If you already know which one is right for you, jump straight to the affiliate links at the end. If you want the full picture, read on.
The 30-second verdict
| Webflow | Framer | |
|---|---|---|
| Best for | Agency sites, CMS-heavy projects, client work | Portfolios, startup landing pages, prototypes |
| Learning curve | Steep | Moderate |
| CMS | Full-featured, native | Basic, limited |
| Pricing from | $23/mo (site) | $15/mo |
| Free plan | Yes (with webflow.io subdomain) | Yes (with framer.site subdomain) |
What is Webflow?
Webflow is a visual web development platform that generates clean, production-quality HTML, CSS, and JavaScript. It launched in 2013 and has evolved into a full-featured CMS and e-commerce platform used by over 3.5 million designers and developers.
The key distinction: Webflow thinks in HTML and CSS. Every interaction maps to a CSS property or browser behavior. It’s a full web development environment, not just a drag-and-drop builder.
Webflow is used by: agencies building client sites, SaaS companies managing marketing sites, media companies publishing content, and freelancers who want to deliver production-ready sites without writing code.
What is Framer?
Framer is a design-first web builder that launched as a prototyping tool and evolved into a full site builder. It’s built on React and uses a component-based approach similar to modern frontend frameworks.
Framer’s superpower is motion and interactivity: you can add fluid animations, scroll effects, and component variants with very little effort. Sites built on Framer feel premium and dynamic by default.
Framer is used by: indie designers building portfolios, startups launching marketing sites, product teams prototyping concepts, and creators who prioritize visual polish.
Deep Dive: Webflow
Strengths
The CMS is genuinely powerful.

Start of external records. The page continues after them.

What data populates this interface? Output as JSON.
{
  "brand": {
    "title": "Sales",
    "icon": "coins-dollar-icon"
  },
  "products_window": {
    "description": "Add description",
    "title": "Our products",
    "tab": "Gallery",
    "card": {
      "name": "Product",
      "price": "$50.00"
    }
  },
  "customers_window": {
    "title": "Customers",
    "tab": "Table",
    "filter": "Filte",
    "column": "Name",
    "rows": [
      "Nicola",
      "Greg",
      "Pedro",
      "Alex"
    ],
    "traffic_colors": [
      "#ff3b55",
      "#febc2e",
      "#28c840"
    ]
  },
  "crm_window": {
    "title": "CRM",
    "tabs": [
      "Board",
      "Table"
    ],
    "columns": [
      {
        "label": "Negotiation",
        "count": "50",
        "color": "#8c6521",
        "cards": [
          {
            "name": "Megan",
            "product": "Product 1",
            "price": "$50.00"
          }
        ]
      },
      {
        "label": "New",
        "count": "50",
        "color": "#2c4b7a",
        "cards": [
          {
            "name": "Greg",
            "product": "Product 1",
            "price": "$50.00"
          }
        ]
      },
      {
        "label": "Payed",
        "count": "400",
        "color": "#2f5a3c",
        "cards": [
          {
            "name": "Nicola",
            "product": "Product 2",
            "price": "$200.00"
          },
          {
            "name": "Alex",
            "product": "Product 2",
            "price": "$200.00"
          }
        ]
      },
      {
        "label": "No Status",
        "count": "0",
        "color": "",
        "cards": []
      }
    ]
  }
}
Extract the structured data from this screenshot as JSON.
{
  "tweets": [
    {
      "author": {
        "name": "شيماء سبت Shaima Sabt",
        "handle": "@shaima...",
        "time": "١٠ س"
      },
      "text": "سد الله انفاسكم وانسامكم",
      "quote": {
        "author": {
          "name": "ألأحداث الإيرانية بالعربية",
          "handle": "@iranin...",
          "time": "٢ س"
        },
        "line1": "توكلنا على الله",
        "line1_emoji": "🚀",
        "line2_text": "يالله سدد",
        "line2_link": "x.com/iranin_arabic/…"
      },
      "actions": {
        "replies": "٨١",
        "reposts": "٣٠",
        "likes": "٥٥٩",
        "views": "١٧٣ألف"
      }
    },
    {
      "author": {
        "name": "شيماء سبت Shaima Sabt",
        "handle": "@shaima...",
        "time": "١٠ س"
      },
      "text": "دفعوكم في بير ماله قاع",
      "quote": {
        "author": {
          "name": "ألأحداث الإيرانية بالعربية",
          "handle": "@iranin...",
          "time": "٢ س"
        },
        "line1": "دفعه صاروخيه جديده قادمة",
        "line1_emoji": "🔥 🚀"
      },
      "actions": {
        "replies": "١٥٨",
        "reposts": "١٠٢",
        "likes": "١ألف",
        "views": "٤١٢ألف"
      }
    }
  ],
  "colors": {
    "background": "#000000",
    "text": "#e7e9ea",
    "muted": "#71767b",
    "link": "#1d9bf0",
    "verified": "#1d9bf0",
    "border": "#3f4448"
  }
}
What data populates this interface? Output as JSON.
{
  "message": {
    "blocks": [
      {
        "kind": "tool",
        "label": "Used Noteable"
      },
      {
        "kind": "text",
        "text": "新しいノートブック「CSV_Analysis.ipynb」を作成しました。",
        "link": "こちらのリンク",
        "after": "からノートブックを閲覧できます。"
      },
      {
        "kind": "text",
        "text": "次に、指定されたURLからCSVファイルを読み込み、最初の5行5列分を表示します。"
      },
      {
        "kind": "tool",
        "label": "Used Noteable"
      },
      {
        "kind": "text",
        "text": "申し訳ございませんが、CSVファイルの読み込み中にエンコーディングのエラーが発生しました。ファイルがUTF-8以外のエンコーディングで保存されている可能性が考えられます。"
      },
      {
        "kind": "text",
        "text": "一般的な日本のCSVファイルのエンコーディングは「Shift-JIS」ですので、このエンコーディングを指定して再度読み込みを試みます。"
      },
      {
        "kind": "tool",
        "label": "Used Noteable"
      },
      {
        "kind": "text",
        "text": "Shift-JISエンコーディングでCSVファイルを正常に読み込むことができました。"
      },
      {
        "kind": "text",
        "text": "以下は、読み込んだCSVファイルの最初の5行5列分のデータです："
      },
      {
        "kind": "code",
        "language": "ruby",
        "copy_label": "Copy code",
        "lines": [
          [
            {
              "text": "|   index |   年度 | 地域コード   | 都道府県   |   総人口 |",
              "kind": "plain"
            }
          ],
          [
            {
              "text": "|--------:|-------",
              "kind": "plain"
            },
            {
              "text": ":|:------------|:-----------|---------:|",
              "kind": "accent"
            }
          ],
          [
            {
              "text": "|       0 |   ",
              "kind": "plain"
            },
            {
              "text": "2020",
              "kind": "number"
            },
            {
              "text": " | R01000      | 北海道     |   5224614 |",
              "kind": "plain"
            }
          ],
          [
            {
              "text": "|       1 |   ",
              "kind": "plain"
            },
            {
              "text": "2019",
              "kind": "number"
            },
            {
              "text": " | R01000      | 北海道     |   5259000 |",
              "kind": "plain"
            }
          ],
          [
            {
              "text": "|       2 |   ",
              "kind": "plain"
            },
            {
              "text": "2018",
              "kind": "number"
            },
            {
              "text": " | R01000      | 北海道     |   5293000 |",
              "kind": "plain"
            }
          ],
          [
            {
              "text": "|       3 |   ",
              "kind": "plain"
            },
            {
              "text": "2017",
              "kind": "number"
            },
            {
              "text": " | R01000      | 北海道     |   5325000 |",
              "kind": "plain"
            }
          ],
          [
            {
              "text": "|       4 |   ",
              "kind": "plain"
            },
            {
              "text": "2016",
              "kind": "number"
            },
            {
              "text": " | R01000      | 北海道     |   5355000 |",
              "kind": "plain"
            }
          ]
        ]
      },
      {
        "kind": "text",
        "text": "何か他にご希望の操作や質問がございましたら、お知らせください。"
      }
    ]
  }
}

Webflow’s native CMS supports relational references, multi-image fields, rich text, conditional visibility, and a robust API. If you’re building a blog, job board, directory, or any content-heavy site, Webflow’s CMS is in a different league from Framer’s.
Total control over the codebase. Because Webflow maps directly to HTML/CSS, experienced designers can build exactly what they envision. There are no black boxes. You can inspect and export the underlying code.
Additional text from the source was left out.